Von den Schülern gefragt, wohin sie gehen würde, wenn sie sich in den USA auf Grund von Antisemitismus nicht mehr sicher fühlen würde, meinte sie: „Ich würde nach Israel gehen.“ Sie lebe aber in Queens in New York, da fühle sie sich sicher. „In Manhattan würde ich aber nicht herumgehen. Aber das ist nur mein Gefühl.“ Außerdem: „Amerika heute ist sicher sicherer, als es Österreich im Jahr 1938 war.“

Ihre Eltern – Mutter Camilla Monies, geborene Landmann (1922–2003), hatte im dritten Bezirk gelebt, der Vater in Ottakring – hatten viele positive Erinnerungen an ihre Geburtsstadt. Sie hätten aber auch beide hier bis 1938 ein schönes Leben gehabt. „Ja, es gab Antisemitismus, aber es ging ihnen gut.“ Sie hätten zu den Glücklichen gehört, die rechtzeitig entkommen konnten, „aber natürlich bin ich mir dessen bewusst, was in dieser Stadt passiert ist.“ Ambivalenz war auch eine der Emotionen, die Schlosberg in dieser Woche begegnete.

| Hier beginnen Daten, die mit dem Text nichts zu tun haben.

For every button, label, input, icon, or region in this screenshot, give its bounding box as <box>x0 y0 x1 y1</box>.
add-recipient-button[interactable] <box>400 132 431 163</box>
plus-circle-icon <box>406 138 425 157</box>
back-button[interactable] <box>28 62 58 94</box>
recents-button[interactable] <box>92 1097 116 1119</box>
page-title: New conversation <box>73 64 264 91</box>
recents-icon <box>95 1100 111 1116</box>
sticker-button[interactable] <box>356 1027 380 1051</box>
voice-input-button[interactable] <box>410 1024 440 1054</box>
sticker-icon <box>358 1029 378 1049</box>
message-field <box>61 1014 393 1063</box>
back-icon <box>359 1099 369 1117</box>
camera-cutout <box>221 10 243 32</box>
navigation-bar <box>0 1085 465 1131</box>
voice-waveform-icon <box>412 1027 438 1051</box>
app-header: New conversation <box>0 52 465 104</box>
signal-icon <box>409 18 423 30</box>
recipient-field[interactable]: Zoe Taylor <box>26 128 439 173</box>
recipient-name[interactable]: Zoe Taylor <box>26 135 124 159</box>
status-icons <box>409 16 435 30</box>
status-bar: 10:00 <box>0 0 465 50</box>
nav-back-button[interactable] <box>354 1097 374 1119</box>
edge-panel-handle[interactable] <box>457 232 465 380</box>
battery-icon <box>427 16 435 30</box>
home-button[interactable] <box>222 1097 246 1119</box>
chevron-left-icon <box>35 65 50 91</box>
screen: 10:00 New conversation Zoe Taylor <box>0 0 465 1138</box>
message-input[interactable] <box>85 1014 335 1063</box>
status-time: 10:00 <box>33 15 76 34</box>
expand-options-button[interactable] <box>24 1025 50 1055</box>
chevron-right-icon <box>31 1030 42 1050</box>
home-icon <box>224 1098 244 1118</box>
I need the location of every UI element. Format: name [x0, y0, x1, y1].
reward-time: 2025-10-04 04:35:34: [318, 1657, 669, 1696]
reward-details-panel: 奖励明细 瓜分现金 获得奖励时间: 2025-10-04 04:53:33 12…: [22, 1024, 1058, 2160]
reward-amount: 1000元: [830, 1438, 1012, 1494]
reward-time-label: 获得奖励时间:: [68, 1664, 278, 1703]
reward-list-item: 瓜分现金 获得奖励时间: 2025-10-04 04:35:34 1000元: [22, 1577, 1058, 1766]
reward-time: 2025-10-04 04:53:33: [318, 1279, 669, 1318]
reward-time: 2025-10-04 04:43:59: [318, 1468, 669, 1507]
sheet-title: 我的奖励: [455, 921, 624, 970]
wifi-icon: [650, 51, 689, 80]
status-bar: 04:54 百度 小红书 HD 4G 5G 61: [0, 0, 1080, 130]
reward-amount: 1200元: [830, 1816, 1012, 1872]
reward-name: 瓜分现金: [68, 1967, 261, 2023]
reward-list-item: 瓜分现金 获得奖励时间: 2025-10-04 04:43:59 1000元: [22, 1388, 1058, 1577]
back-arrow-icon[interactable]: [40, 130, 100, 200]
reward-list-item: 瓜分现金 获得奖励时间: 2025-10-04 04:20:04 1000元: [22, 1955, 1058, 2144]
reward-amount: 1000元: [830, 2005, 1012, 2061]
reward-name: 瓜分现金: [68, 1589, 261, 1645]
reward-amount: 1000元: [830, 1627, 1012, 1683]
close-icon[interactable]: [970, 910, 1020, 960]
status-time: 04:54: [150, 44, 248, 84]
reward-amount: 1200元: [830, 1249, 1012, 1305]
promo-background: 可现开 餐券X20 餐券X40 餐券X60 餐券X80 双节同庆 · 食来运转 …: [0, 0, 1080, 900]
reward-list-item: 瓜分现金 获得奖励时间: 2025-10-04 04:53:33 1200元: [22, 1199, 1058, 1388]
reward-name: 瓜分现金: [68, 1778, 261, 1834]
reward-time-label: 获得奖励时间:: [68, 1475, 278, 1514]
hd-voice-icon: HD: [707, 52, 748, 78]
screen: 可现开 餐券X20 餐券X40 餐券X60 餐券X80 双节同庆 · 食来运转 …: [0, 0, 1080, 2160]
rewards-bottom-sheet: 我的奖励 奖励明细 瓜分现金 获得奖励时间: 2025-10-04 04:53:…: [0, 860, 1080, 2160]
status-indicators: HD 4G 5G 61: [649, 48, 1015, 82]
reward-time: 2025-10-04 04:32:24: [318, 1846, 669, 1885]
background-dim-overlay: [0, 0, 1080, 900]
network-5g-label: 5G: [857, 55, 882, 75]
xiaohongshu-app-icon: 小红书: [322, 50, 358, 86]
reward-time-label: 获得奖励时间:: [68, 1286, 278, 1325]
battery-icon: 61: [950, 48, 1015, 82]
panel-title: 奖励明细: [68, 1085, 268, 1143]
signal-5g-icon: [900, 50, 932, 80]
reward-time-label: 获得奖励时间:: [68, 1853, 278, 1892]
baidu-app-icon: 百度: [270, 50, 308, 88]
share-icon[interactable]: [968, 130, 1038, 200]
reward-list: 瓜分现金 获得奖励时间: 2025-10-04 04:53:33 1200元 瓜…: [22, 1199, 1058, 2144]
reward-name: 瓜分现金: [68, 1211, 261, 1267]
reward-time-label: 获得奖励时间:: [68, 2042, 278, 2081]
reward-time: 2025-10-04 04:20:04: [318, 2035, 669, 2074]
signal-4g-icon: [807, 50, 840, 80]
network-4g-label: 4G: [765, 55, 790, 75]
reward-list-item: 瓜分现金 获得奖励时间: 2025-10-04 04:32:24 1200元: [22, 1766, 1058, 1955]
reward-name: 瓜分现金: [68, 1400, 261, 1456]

In der ZPC-Schule war sie jedenfalls beeindruckt davon, wie präsent auch Iwrit ist – von den von Schülern gestalteten Plakaten zu verschiedensten Themen in den Gängen der Schule bis zu den großen hebräischen Lettern an der Wand im zentralen Stiegenhaus. Und auch wenn ihr klar war, dass die Schule, die ihr Vater besuchte hatte, damals in einem anderen Gebäude an einem anderen Ort gewesen war, meinte sie doch, sie spüre auch am neuen Campus den Spirit, von dem ihr Vater immer erzählt habe.